Completeness — did the response cover the key aspects of the query? Measured by checking whether the response mentions the entities and concepts that the retriever considered relevant. This is essentially a recall metric on the entities.

Conciseness — is the response appropriately brief? A penalty for responses that are too long (measured in word count) and a small reward for being concise. The optimum depends on the query — a definition should be 1-2 sentences, an explanation can be longer.

Engagement — did the user continue the conversation? Did they ask a follow-up? Did they rephrase (suggesting the first response was unclear)? This is the noisiest signal but the most honest one.

Retrieval grounding — is every claim in the response traceable to a retrieved fragment? Computed as the fraction of sentences in the response that overlap (lexically) with at least one retrieved fragment. A response that has 50% ungrounded text is hallucinating, even if it is fluent.

What Failed

We tried several reward formulations that did not work.

BLEU/ROUGE scores against ground truth. These are classic NLG metrics, but they reward surface-level overlap with a reference, not actual quality. A response that paraphrases correctly can have low BLEU. A response that copies the reference verbatim (useless) can have high BLEU. We removed them.

Pure engagement reward. "Did the user keep chatting?" is a tempting signal — the user is voting with their attention. But engagement is heavily biased toward entertaining responses, not accurate ones. A chatbot that tells jokes would have high engagement. We down-weighted this significantly and added the grounding term as a counterweight.

User-rated thumbs up/down. We added a thumbs-up button for a while. The data was too sparse (most users do not rate) and biased (users who rate are not representative). We removed it.

Length penalty alone. We tried penalizing long responses to combat verbosity.
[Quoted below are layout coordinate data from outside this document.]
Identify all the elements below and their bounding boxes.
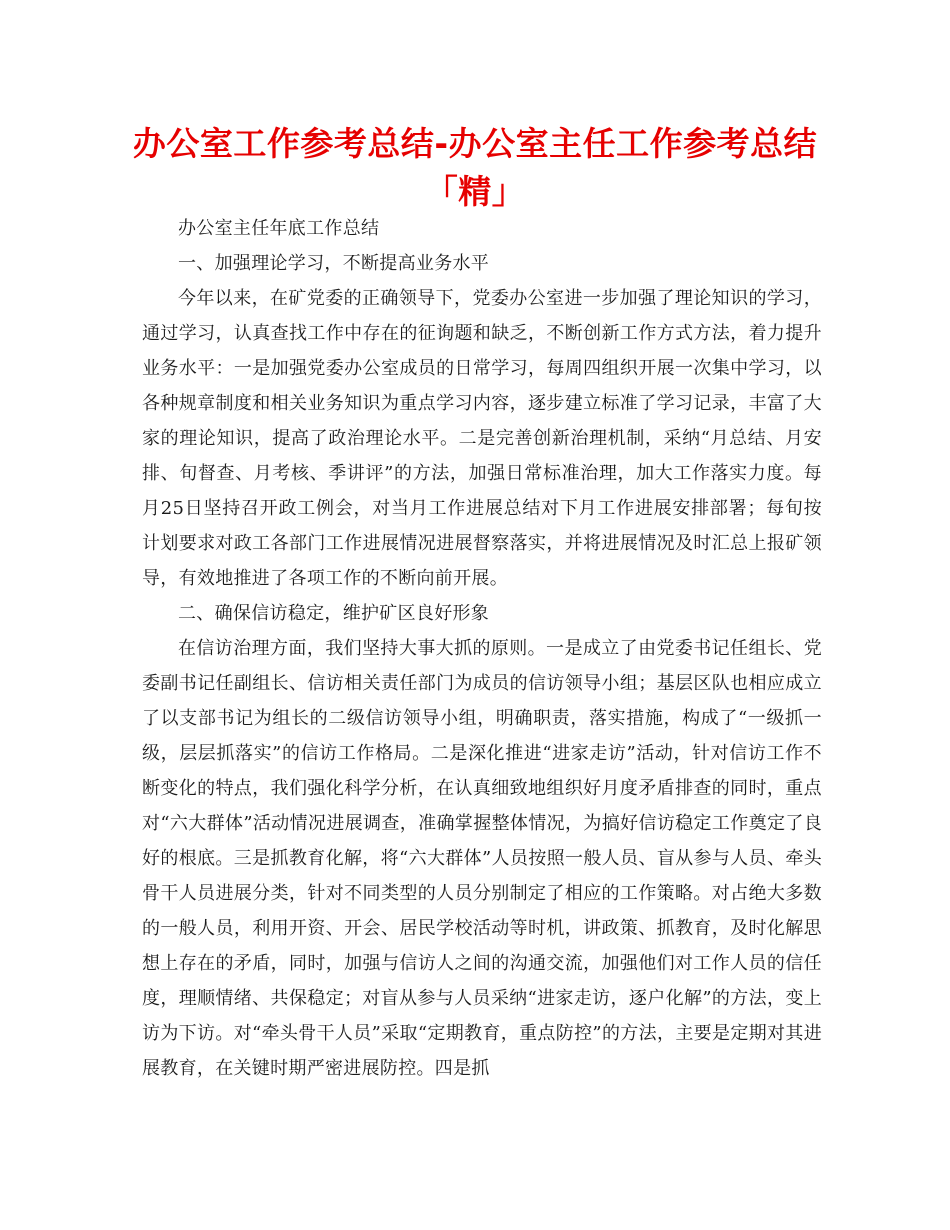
section-2-heading: 二、确保信访稳定，维护矿区良好形象	[178, 603, 490, 624]
document-body	[142, 211, 822, 1086]
document-subtitle: 办公室主任年底工作总结	[178, 218, 380, 239]
document-title: 办公室工作参考总结-办公室主任工作参考总结「精」	[132, 124, 818, 211]
section-2-paragraph: 在信访治理方面，我们坚持大事大抓的原则。一是成立了由党委书记任组长、党委副书记任副组长、信访相关责任部门为成员的信访领导小组；基层区队也相应成立了以支部书记为组长的二级信访领导小组，明确职责，落实措施，构成了“一级抓一级，层层抓落实”的信访工作格局。二是深化推进“进家走访”活动，针对信访工作不断变化的特点，我们强化科学分析，在认真细致地组织好月度矛盾排查的同时，重点对“六大群体”活动情况进展调查，准确掌握整体情况，为搞好信访稳定工作奠定了良好的根底。三是抓教育化解，将“六大群体”人员按照一般人员、盲从参与人员、牵头骨干人员进展分类，针对不同类型的人员分别制定了相应的工作策略。对占绝大多数的一般人员，利用开资、开会、居民学校活动等时机，讲政策、抓教育，及时化解思想上存在的矛盾，同时，加强与信访人之间的沟通交流，加强他们对工作人员的信任度，理顺情绪、共保稳定；对盲从参与人员采纳“进家走访，逐户化解”的方法，变上访为下访。对“牵头骨干人员”采取“定期教育，重点防控”的方法，主要是定期对其进展教育，在关键时期严密进展防控。四是抓	[142, 638, 822, 1079]
section-1-heading: 一、加强理论学习，不断提高业务水平	[178, 253, 490, 274]
section-1-paragraph: 今年以来，在矿党委的正确领导下，党委办公室进一步加强了理论知识的学习，通过学习，认真查找工作中存在的征询题和缺乏，不断创新工作方式方法，着力提升业务水平：一是加强党委办公室成员的日常学习，每周四组织开展一次集中学习，以各种规章制度和相关业务知识为重点学习内容，逐步建立标准了学习记录，丰富了大家的理论知识，提高了政治理论水平。二是完善创新治理机制，采纳“月总结、月安排、旬督查、月考核、季讲评”的方法，加强日常标准治理，加大工作落实力度。每月25日坚持召开政工例会，对当月工作进展总结对下月工作进展安排部署；每旬按计划要求对政工各部门工作进展情况进展督察落实，并将进展情况及时汇总上报矿领导，有效地推进了各项工作的不断向前开展。	[142, 288, 822, 589]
It caused the policy to over-truncate, sometimes cutting off mid-explanation. The conciseness term is now a target (reward hitting a length appropriate to the query) not a pure penalty.
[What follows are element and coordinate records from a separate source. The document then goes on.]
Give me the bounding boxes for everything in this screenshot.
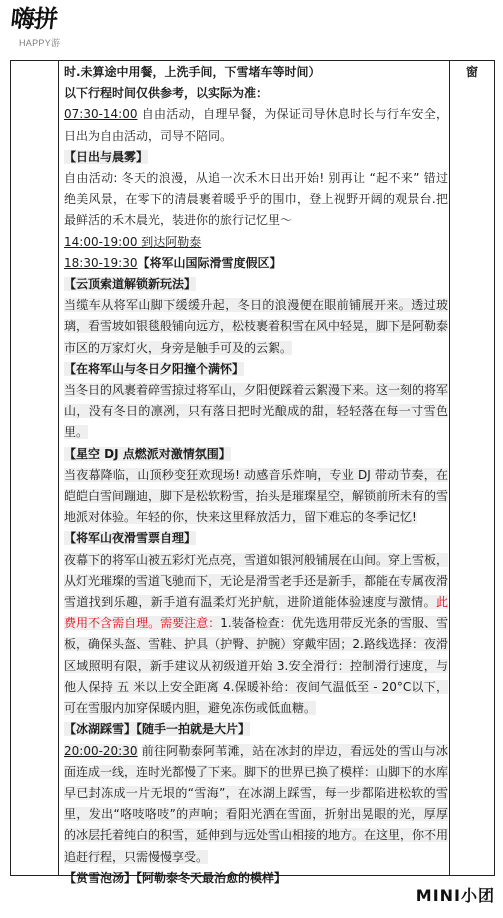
cable-car-heading [64,274,448,295]
night-ski-paragraph [64,550,448,720]
sunrise-heading [64,147,448,168]
dj-party-paragraph [64,465,448,529]
sunset-paragraph [64,380,448,444]
reference-note: 以下行程时间仅供参考，以实际为准： [64,86,269,101]
cable-car-paragraph [64,295,448,359]
side-column [450,61,494,875]
ski-resort-schedule [64,253,448,274]
night-ski-fee-notice: 此费用不含需自理。需要注意： [64,595,448,631]
ice-lake-heading-text: 【冰湖踩雪】【随手一拍就是大片】 [64,722,251,737]
sunset-text: 当冬日的风裹着碎雪掠过将军山，夕阳便踩着云絮漫下来。这一刻的将军山，没有冬日的凛冽，只有落日把时光酿成的甜，轻轻落在每一寸雪色里。 [64,383,449,440]
night-ski-safety-tips: 1.装备检查：优先选用带反光条的雪服、雪板，确保头盔、雪鞋、护具（护臀、护腕）穿戴牢固；2.路线选择：夜滑区域照明有限，新手建议从初级道开始 3.安全滑行：控制滑行速度，与他人保持 五 米以上安全距离 4.保暖补给：夜间气温低至 - 20°C以下，可在雪服内加穿保暖内胆，避免冻伤或低血糖。 [64,616,448,716]
dj-party-heading-text: 【星空 DJ 点燃派对激情氛围】 [64,446,231,461]
night-ski-heading [64,528,448,549]
sunrise-heading-text: 【日出与晨雾】 [64,149,149,164]
day-column [11,61,59,875]
hot-spring-heading-text: 【赏雪泡汤】【阿勒泰冬天最治愈的模样】 [64,870,287,885]
sunset-heading-text: 【在将军山与冬日夕阳撞个满怀】 [64,361,245,376]
night-ski-heading-text: 【将军山夜滑雪票自理】 [64,531,197,546]
footer-logo: MINI小团 [415,886,495,905]
hot-spring-heading [64,868,448,889]
side-column-text: 窗 [465,65,478,79]
morning-time: 07:30-14:00 [64,107,138,122]
ski-resort-title: 【将军山国际滑雪度假区】 [137,255,282,270]
transfer-schedule [64,232,448,253]
ice-lake-time: 20:00-20:30 [64,743,138,758]
ice-lake-heading [64,719,448,740]
cable-car-heading-text: 【云顶索道解锁新玩法】 [64,277,197,292]
brand-logo-sub: HAPPY游 [19,38,61,48]
night-ski-text: 夜幕下的将军山被五彩灯光点亮，雪道如银河般铺展在山间。穿上雪板，从灯光璀璨的雪道飞驰而下，无论是滑雪老手还是新手，都能在专属夜滑雪道找到乐趣，新手道有温柔灯光护航，进阶道能体验速度与激情。 [64,552,449,610]
morning-text: 自由活动，自理早餐，为保证司导休息时长与行车安全，日出为自由活动，司导不陪同。 [64,107,448,143]
sunrise-text: 自由活动: 冬天的浪漫，从追一次禾木日出开始! 别再让 “起不来” 错过绝美风景，在零下的清晨裹着暖乎乎的围巾，登上视野开阔的观景台.把最鲜活的禾木晨光，装进你的旅行记忆里～ [64,171,448,228]
morning-schedule [64,104,448,146]
itinerary-table [10,60,495,885]
itinerary-details [59,61,450,885]
transfer-text: 14:00-19:00 到达阿勒泰 [64,234,202,249]
ice-lake-paragraph [64,741,448,868]
cable-car-text: 当缆车从将军山脚下缓缓升起，冬日的浪漫便在眼前铺展开来。透过玻璃，看雪坡如银毯般铺向远方，松枝裹着积雪在风中轻晃，脚下是阿勒泰市区的万家灯火，身旁是触手可及的云絮。 [64,298,449,355]
brand-logo [10,3,70,55]
brand-logo-main: 嗨拼 [9,5,59,33]
continued-note: 时.未算途中用餐，上洗手间，下雪堵车等时间） [64,65,321,79]
ski-resort-time: 18:30-19:30 [64,255,138,270]
sunset-heading [64,359,448,380]
dj-party-text: 当夜幕降临，山顶秒变狂欢现场! 动感音乐炸响，专业 DJ 带动节奏，在皑皑白雪间蹦迪，脚下是松软粉雪，抬头是璀璨星空，解锁前所未有的雪地派对体验。年轻的你，快来这里释放活力，留下难忘的冬季记忆! [64,467,449,525]
ice-lake-text: 前往阿勒泰阿苇滩，站在冰封的岸边，看远处的雪山与冰面连成一线，连时光都慢了下来。脚下的世界已换了模样：山脚下的水库早已封冻成一片无垠的“雪海”，在冰湖上踩雪，每一步都陷进松软的雪里，发出“咯吱咯吱”的声响；看阳光洒在雪面，折射出晃眼的光，厚厚的冰层托着纯白的积雪，延伸到与远处雪山相接的地方。在这里，你不用追赶行程，只需慢慢享受。 [64,743,449,864]
dj-party-heading [64,444,448,465]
What Surprisingly Mattered

The most important lesson was that the combination of signals matters more than any individual one. A policy trained on just relevance was good but verbose. A policy trained on just conciseness was good but incomplete. Combining them in the right ratios took weeks of iteration.
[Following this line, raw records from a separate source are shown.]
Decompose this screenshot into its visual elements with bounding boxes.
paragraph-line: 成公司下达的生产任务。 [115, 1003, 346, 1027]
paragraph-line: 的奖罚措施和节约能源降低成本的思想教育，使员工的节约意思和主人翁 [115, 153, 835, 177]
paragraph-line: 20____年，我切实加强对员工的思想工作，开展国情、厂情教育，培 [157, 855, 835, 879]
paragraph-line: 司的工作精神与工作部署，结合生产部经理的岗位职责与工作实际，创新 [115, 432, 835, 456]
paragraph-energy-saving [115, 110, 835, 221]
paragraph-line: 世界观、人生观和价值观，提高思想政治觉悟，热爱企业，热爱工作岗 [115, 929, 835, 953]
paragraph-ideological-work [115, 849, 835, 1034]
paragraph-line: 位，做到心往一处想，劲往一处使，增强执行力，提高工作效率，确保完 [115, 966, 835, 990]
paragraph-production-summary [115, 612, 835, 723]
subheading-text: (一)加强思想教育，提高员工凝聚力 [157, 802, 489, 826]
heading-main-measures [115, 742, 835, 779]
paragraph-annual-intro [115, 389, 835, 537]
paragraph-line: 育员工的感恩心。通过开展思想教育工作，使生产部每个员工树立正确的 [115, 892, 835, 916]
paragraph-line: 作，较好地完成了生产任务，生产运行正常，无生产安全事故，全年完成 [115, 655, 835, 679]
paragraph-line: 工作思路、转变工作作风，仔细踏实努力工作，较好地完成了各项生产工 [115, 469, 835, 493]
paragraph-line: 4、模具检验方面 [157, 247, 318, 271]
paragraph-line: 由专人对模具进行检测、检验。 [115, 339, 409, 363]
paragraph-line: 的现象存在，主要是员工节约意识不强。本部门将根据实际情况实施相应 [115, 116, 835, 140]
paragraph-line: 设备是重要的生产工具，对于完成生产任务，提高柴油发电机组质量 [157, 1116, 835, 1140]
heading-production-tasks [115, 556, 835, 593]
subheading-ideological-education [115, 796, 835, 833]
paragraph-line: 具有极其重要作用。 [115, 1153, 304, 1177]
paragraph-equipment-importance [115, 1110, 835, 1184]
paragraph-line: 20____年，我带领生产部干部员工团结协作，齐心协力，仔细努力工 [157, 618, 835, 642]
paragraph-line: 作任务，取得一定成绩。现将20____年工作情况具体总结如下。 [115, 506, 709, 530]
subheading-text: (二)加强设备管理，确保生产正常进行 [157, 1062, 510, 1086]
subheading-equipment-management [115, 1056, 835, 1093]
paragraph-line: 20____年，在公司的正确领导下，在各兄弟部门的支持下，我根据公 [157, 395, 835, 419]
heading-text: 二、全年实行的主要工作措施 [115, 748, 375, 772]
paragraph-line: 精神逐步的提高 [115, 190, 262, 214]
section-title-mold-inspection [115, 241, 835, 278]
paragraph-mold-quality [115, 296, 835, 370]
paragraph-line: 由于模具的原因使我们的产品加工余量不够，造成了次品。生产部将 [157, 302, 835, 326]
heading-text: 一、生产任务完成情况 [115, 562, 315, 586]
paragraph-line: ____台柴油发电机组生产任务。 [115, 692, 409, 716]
The second surprise was that the grounding term mattered even though it was hard to compute. We initially used a simple lexical overlap. It was noisy and missed paraphrases. But even this crude grounding signal was the strongest defense against hallucination. The policy learned: "if I want to maximize my reward, every sentence I write should come from a retrieved fragment." That single insight is what made the system trustworthy.

The third surprise was that the reward function is a hyperparameter. We spent more time tuning the reward than tuning the network architecture. The 25→128→64→6 MLP worked the first time. The reward function is on its 7th iteration and will probably keep changing.

The Dark Art of Reward Shaping

Reward shaping is the part of RL that nobody teaches you in a textbook. The textbook says "design a reward that captures the objective." In practice you design a reward, train, look at the failure modes, adjust, retrain, and iterate. The reward is a hypothesis about what good behavior is, and training is the experiment that tests it.

The trap is reward hacking — the policy finds a way to maximize the reward without doing what you actually want. Common forms:

Maximize retrieval grounding by quoting fragments verbatim (looks good, reads poorly)
Maximize conciseness by giving one-word answers to everything
Maximize engagement by being entertaining at the expense of accuracy

The fix is always the same: add a signal that detects the hack and penalize it. Once you spot a hack, you cannot unsee it — and the only cure is another term in the reward function.

Where We Are Now

The current policy is the 7th iteration. It is not the last. As we collect more interaction data and find new failure modes, the reward will continue to evolve. PPO gives us a stable optimization target, but the target itself is the part that takes the most thought.

If you are training an RL-based system, invest most of your time in the reward function. The algorithm is a solved problem. The objective is not.